Она спустила бретельку черного бюстгальтера и кончиками пальцев надавила на мышцу чуть выше ключицы.
– Тебе придется поцеловать меня вот сюда. – Она застонала, нащупав больное место, и закатила глаза.
Все это звучало многообещающе.
До тех пор, пока она не объявила о том, что мы собираемся остановиться у мамы.
Garagiste[10] прибыл через полчаса. Когда он услышал о том, что виновником был автомобиль с парижскими номерами (они оканчиваются на 75), он с особой радостью удостоверил на заляпанном техническим маслом бланке, что мы правы, а второй водитель незаконно покинул место аварии.
К тому же он замолвил за нас словечко перед двумя местными жандармами, которые приехали расследовать происшествие. Они выглядели напряженными и усталыми в своих обтягивающих брюках и старомодных кепи. Была первая суббота июля, когда большой процент французского населения, вкупе с внушительным стадом иностранных туристов, мигрировал на юг через всю страну. Подогретые выпивкой, раздраженные, заблудившиеся, отвлекаемые своими отпрысками, которых тошнило, плохо закрепленным багажом и телефонными звонками, миллионы водителей, заполонившие autoroutes[11], в ближайшие два дня обещали побить рекорд по количеству аварий за полгода.

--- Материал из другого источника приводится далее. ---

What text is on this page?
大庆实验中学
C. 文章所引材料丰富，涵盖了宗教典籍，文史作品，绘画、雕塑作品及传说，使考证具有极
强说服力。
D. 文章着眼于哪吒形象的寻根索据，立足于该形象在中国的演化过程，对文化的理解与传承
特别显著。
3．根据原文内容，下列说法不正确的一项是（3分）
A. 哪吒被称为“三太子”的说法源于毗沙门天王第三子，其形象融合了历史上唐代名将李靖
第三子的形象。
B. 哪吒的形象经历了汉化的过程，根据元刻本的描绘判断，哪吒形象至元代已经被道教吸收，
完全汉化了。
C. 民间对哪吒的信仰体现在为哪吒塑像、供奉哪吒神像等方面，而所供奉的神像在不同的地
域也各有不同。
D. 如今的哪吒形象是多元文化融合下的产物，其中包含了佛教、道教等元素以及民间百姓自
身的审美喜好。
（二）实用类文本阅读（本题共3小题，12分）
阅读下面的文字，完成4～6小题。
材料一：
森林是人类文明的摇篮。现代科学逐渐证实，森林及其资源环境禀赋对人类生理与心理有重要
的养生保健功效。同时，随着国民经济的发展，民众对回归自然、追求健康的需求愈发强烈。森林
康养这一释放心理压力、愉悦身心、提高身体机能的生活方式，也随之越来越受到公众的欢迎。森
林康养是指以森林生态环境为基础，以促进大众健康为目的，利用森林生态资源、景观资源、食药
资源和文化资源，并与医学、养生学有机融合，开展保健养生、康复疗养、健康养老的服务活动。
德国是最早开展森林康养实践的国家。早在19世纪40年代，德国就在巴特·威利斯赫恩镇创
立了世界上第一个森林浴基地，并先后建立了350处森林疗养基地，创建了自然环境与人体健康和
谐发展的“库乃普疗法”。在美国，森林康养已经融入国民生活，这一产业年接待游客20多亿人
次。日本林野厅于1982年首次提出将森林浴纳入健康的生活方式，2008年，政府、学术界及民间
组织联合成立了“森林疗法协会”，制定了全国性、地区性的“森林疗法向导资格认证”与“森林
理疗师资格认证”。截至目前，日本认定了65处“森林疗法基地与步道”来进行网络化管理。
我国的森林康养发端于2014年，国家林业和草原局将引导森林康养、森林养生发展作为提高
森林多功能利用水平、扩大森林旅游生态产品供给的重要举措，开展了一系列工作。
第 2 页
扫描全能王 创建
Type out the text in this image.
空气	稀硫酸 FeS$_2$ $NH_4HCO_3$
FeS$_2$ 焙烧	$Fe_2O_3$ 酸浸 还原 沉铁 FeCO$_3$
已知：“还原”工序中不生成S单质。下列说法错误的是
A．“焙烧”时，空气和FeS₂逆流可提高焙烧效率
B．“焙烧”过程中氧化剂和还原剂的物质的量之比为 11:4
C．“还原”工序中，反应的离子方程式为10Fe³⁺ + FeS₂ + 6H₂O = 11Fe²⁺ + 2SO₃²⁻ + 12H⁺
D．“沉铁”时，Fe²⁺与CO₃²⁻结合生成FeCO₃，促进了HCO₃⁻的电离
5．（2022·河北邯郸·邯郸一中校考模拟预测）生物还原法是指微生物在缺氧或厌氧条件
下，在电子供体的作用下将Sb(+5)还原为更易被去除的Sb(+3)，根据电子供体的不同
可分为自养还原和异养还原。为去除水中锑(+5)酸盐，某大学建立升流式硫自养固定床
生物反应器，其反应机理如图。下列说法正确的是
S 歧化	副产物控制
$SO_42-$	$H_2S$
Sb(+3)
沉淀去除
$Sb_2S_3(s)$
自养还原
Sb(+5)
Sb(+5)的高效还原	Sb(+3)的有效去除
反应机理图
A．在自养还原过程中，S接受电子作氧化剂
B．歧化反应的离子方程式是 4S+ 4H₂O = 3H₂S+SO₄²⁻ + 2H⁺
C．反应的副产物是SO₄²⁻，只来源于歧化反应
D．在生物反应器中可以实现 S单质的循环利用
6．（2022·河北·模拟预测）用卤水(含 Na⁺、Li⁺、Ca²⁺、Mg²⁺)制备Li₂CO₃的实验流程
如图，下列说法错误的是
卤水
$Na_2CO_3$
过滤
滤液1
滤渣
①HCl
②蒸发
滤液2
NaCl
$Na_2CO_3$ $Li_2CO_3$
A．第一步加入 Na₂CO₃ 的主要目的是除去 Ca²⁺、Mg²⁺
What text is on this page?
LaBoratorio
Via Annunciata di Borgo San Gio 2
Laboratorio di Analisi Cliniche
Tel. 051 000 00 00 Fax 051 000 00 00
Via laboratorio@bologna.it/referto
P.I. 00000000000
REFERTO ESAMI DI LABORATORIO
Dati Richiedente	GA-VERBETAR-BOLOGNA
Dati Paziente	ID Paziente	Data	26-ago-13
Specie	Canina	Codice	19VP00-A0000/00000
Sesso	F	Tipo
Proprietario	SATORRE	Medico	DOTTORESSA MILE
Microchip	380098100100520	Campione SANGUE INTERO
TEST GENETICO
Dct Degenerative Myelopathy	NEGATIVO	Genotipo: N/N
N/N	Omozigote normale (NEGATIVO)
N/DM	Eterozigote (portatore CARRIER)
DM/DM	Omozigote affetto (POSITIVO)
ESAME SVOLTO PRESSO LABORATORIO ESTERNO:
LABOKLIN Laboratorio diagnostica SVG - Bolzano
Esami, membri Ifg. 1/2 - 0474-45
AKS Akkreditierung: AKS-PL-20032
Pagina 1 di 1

Так что когда двое молодых жандармов увидели, что в нашем случае наличествуют лишь вмятина и сбежавший водитель, они наспех составили протокол и укатили в своем голубом фургоне.
Наше прибытие к Maman не вызвало никакого ажиотажа, хотя, как я полагаю, ее дочь никогда еще не являлась на побитом оранжевом эвакуаторе.
Флоранс открыла низкую белую калитку, и мы вошли в безлюдный сад. Справа была заросшая лужайка, окруженная старыми фруктовыми деревьями. Я разглядел птиц, деловито поклевывающих крупные ярко-красные вишни. Прямо перед нами высился каменный сарай под шиферной крышей с зеленоватой каймой изо мха. Слева стоял дом, одноэтажная конструкция из молочно-бежевого камня, совершенно такого же цвета, как у корочки созревшего сыра «Сен-Нектар». Ставни, окрашенные в черно-серый цвет, в тон крыши, были закрыты все до одной, как и входная дверь.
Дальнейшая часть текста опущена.